Scott Hannah, president of the Credit Counselling Society, a national non-profit based in Vancouver, said most visitors to his offices have options to avoid insolvency. “When it comes down to it, you can eliminate a lot of your wants and still cover most of your necessities,” he said.

Nevertheless, Mr. Hannah estimated that between a fifth and a quarter of Canadians actually do live paycheque to paycheque. The most vulnerable include those who haven’t had opportunities to set money aside for emergencies, particularly recent graduates and young families.

Adding to the financial vulnerability of Canadians are a cornucopia of monthly mortgage, car and credit card payments. Canadian households are now among the most heavily indebted relative to GDP among advanced economies, the International Monetary Fund (IMF) reports.

The problem is not so much that aggregate debt service costs have risen, but that during the past decade, much of the debt has become concentrated in highly vulnerable households. The main culprit in large cities is soaring house prices. Canadians have borrowed ever-increasing sums to acquire them.

The Bank of Canada and IMF, among many others, consistently cite high household debt among the gravest risks to the Canadian economy.

Ottawa responded by imposing stricter mortgage-financing requirements and higher interest rates, which have moderated debt growth in recent years.

Nevertheless, Bank of Canada senior deputy governor Carolyn Wilkins warned last November that in the event of a global economic slowdown, “indebted households facing a deteriorating financial situation would have to adjust their consumption more than they would have had to in the past.”

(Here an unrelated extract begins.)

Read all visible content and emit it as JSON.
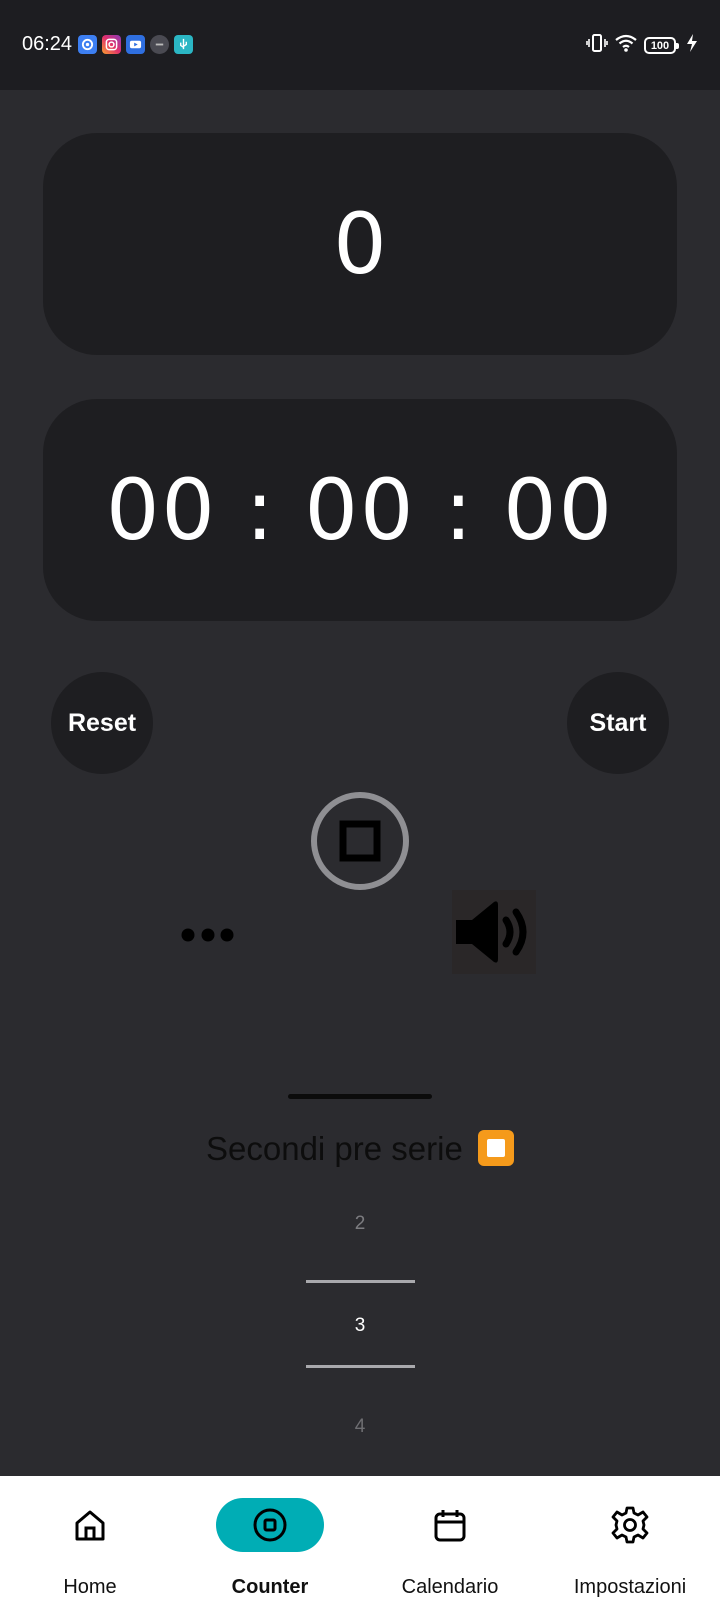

Having largely failed to discourage or restrain the increasing vulnerability of Canadian households, the Trudeau government is now attempting to cushion the consequences.

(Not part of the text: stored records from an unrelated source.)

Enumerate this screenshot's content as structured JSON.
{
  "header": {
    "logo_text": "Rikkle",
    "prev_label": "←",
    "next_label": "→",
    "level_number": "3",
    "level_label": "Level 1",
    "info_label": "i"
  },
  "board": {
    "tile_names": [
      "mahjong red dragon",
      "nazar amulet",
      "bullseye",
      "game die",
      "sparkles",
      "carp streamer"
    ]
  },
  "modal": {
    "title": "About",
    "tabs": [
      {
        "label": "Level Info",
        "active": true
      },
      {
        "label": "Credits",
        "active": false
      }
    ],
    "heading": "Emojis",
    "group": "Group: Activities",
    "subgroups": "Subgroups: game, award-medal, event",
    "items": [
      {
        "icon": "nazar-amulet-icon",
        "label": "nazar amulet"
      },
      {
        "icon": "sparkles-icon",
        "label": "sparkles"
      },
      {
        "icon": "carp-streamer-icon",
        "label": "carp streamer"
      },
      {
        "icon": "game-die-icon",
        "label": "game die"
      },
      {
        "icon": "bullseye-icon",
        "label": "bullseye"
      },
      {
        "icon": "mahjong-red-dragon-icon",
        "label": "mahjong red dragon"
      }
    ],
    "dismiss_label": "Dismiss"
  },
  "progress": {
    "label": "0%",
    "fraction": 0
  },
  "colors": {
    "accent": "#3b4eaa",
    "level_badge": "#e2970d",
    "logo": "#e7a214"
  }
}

The good news, Mr. Tal said, is that unlike previous recessions, this one has an off-ramp: a vaccine targeting the coronavirus. Consumer demand hasn’t disappeared, it has merely been postponed. Laid-off employees won’t be polishing their resumes because they have jobs to return to. “Everything we are doing is simply buying time,” he said.

Just a few weeks in, the estimated cost of bailing out Canadian consumers and businesses has climbed from tens to hundreds of billions of dollars. Provided this support reaches vulnerable households in time, COVID-19′s legacy may not be widespread consumer insolvencies, but rather a ruinous blow to federal finances that could take years to repair.

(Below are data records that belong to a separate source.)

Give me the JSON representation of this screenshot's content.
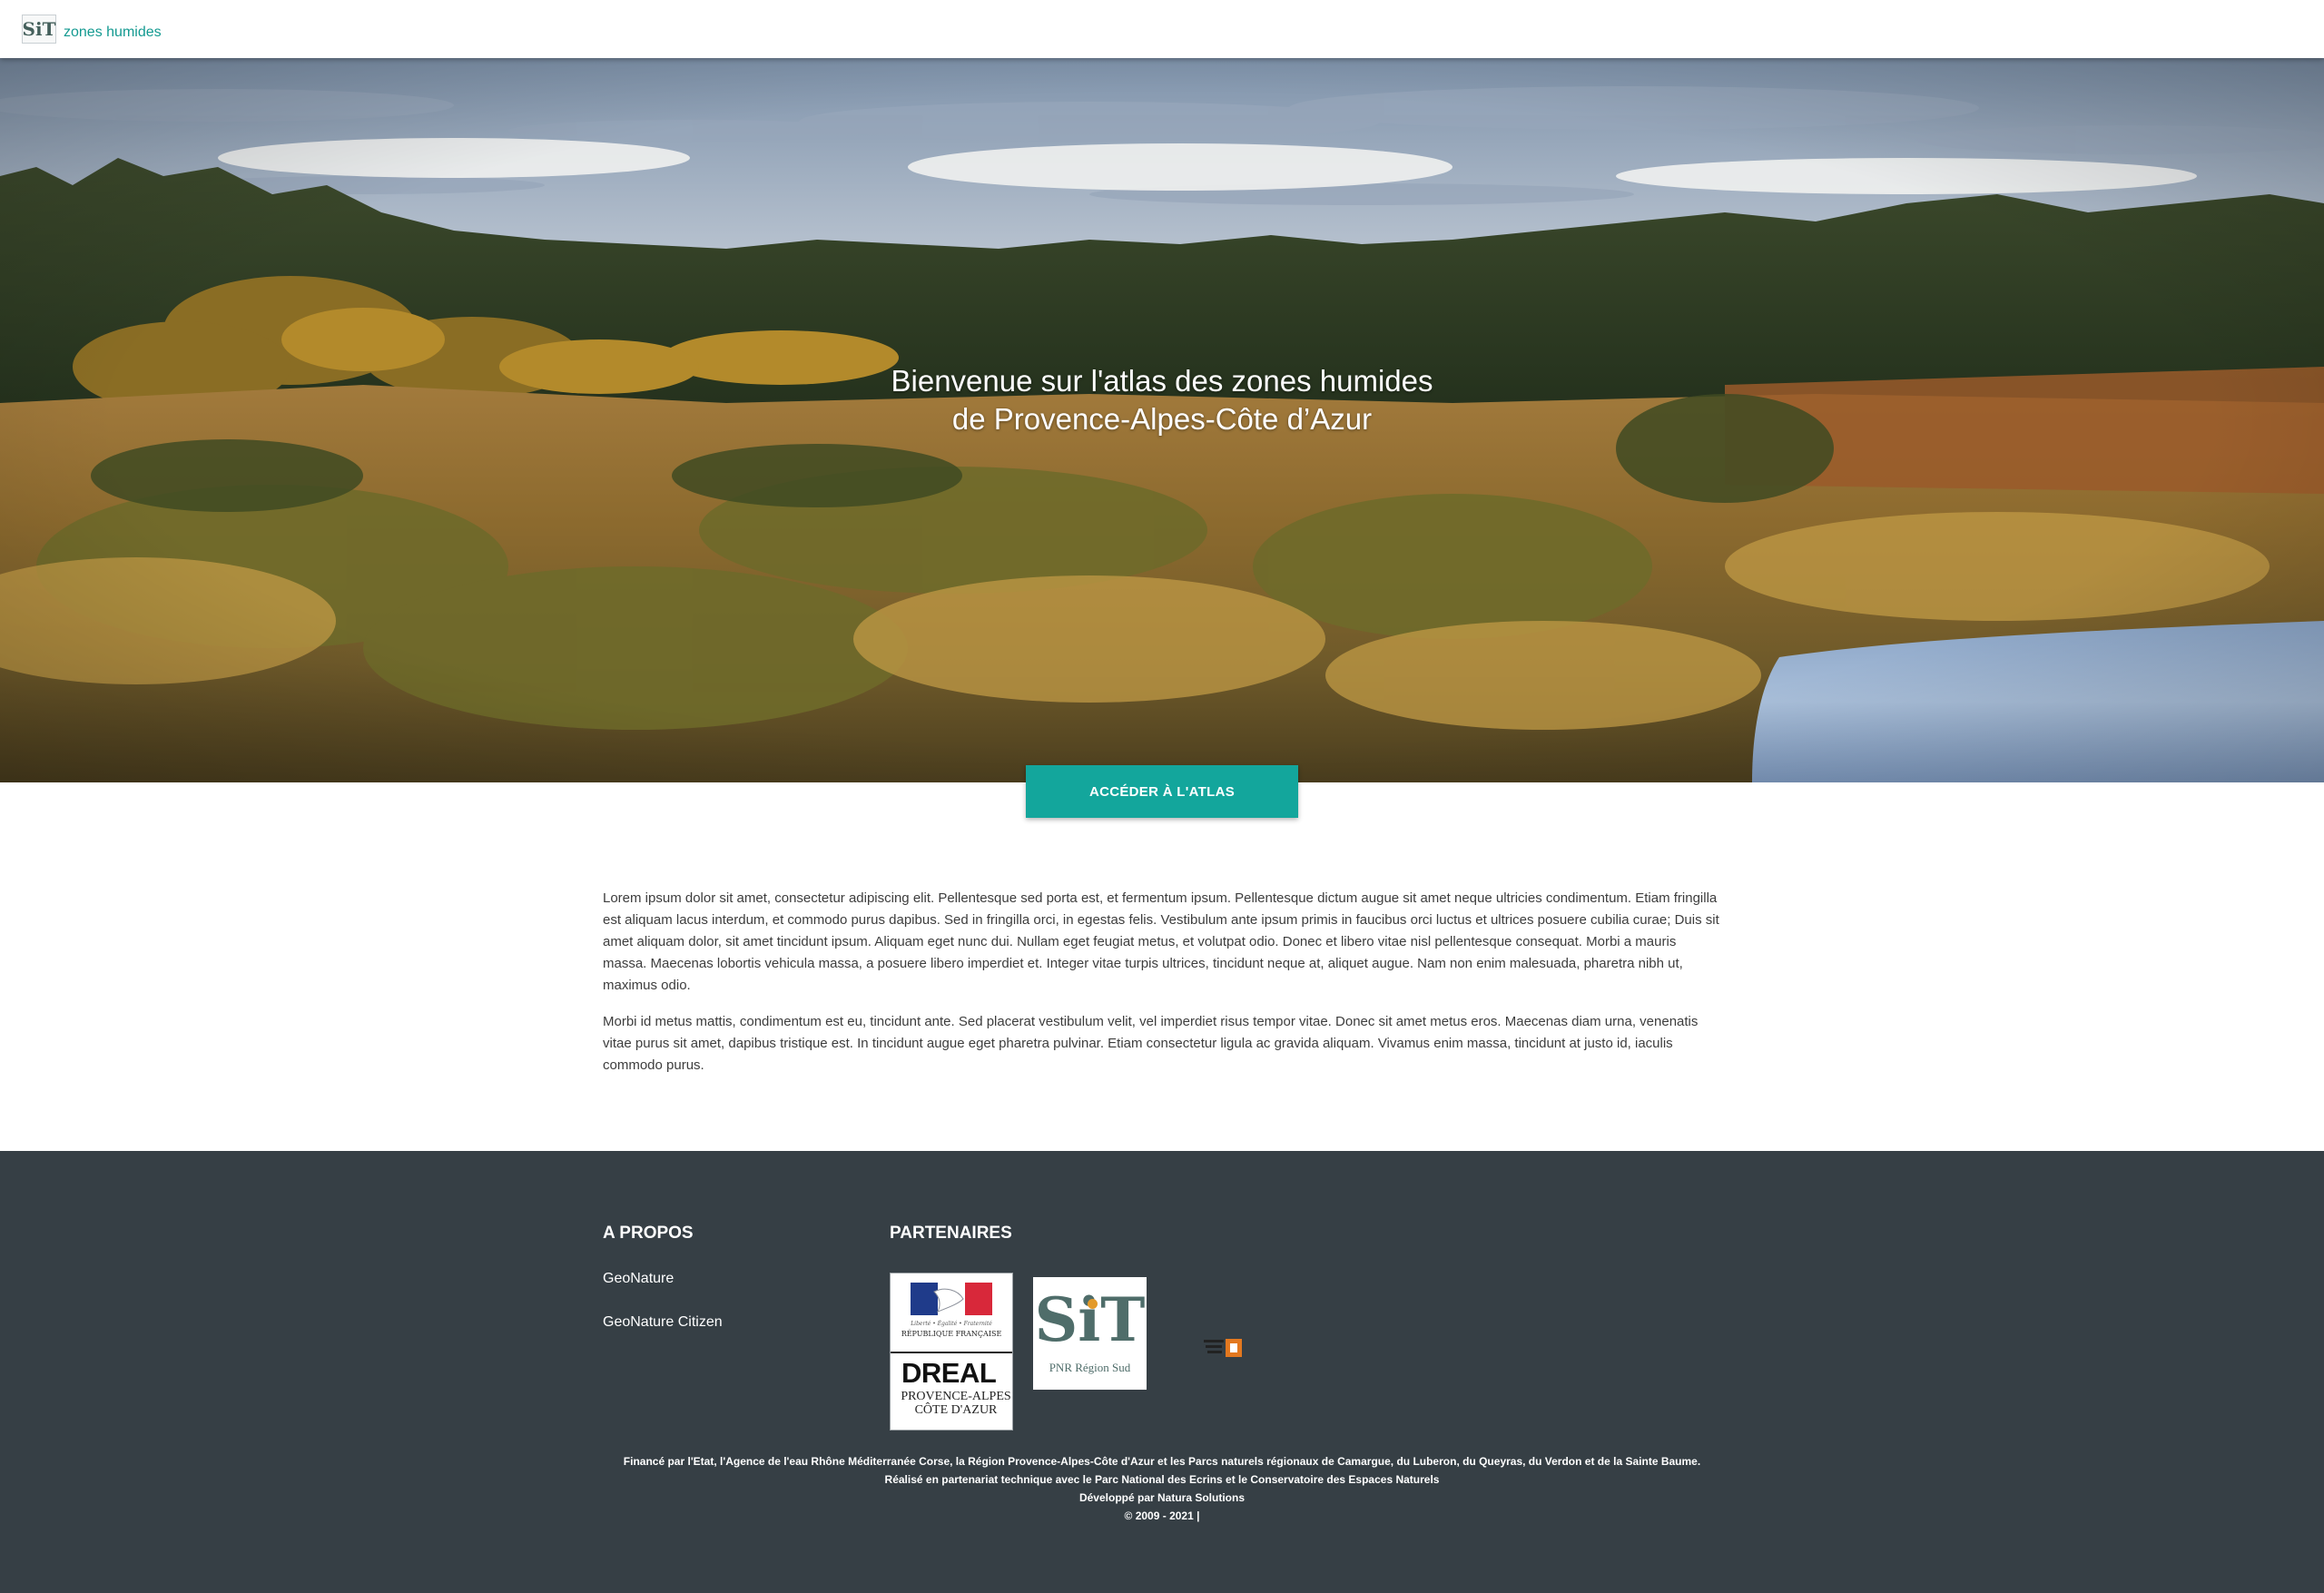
{
  "header": {
    "logo_text": "SiT",
    "site_name": "zones humides"
  },
  "hero": {
    "title": "Bienvenue sur l'atlas des zones humides de Provence-Alpes-Côte d’Azur",
    "cta_label": "ACCÉDER À L'ATLAS"
  },
  "content": {
    "paragraphs": [
      "Lorem ipsum dolor sit amet, consectetur adipiscing elit. Pellentesque sed porta est, et fermentum ipsum. Pellentesque dictum augue sit amet neque ultricies condimentum. Etiam fringilla est aliquam lacus interdum, et commodo purus dapibus. Sed in fringilla orci, in egestas felis. Vestibulum ante ipsum primis in faucibus orci luctus et ultrices posuere cubilia curae; Duis sit amet aliquam dolor, sit amet tincidunt ipsum. Aliquam eget nunc dui. Nullam eget feugiat metus, et volutpat odio. Donec et libero vitae nisl pellentesque consequat. Morbi a mauris massa. Maecenas lobortis vehicula massa, a posuere libero imperdiet et. Integer vitae turpis ultrices, tincidunt neque at, aliquet augue. Nam non enim malesuada, pharetra nibh ut, maximus odio.",
      "Morbi id metus mattis, condimentum est eu, tincidunt ante. Sed placerat vestibulum velit, vel imperdiet risus tempor vitae. Donec sit amet metus eros. Maecenas diam urna, venenatis vitae purus sit amet, dapibus tristique est. In tincidunt augue eget pharetra pulvinar. Etiam consectetur ligula ac gravida aliquam. Vivamus enim massa, tincidunt at justo id, iaculis commodo purus."
    ]
  },
  "footer": {
    "about_title": "A PROPOS",
    "about_links": [
      "GeoNature",
      "GeoNature Citizen"
    ],
    "partners_title": "PARTENAIRES",
    "partners": {
      "rf_label": "RÉPUBLIQUE FRANÇAISE",
      "rf_motto": "Liberté • Égalité • Fraternité",
      "dreal_title": "DREAL",
      "dreal_line1": "PROVENCE-ALPES",
      "dreal_line2": "CÔTE D'AZUR",
      "sit_letters": "SiT",
      "sit_caption": "PNR Région Sud"
    },
    "lines": [
      "Financé par l'Etat, l'Agence de l'eau Rhône Méditerranée Corse, la Région Provence-Alpes-Côte d'Azur et les Parcs naturels régionaux de Camargue, du Luberon, du Queyras, du Verdon et de la Sainte Baume.",
      "Réalisé en partenariat technique avec le Parc National des Ecrins et le Conservatoire des Espaces Naturels",
      "Développé par Natura Solutions",
      "© 2009 - 2021 |"
    ]
  },
  "colors": {
    "accent": "#13a69c",
    "footer_bg": "#363f45",
    "brand_text": "#149a91"
  }
}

Last Friday, the Parliamentary Budget Office presented a scenario under which the federal deficit would surge to $112.7 billion in 2020-21, or 5.2 per cent of GDP--a level not seen since the mid 1990s.

“Just two months ago, we were saying: ‘Do you really want to add $1 billion dollars more to the deficit? That’s terrible!’” said Mr. Tal. Now governments are scrambling to unveil measures that cost tens of billions of dollars each. "Are we going to pay for it from a long term perspective? Absolutely.”

In another time or place, such extreme measures might not have been so urgently needed. But that’s not the Canada we live in today.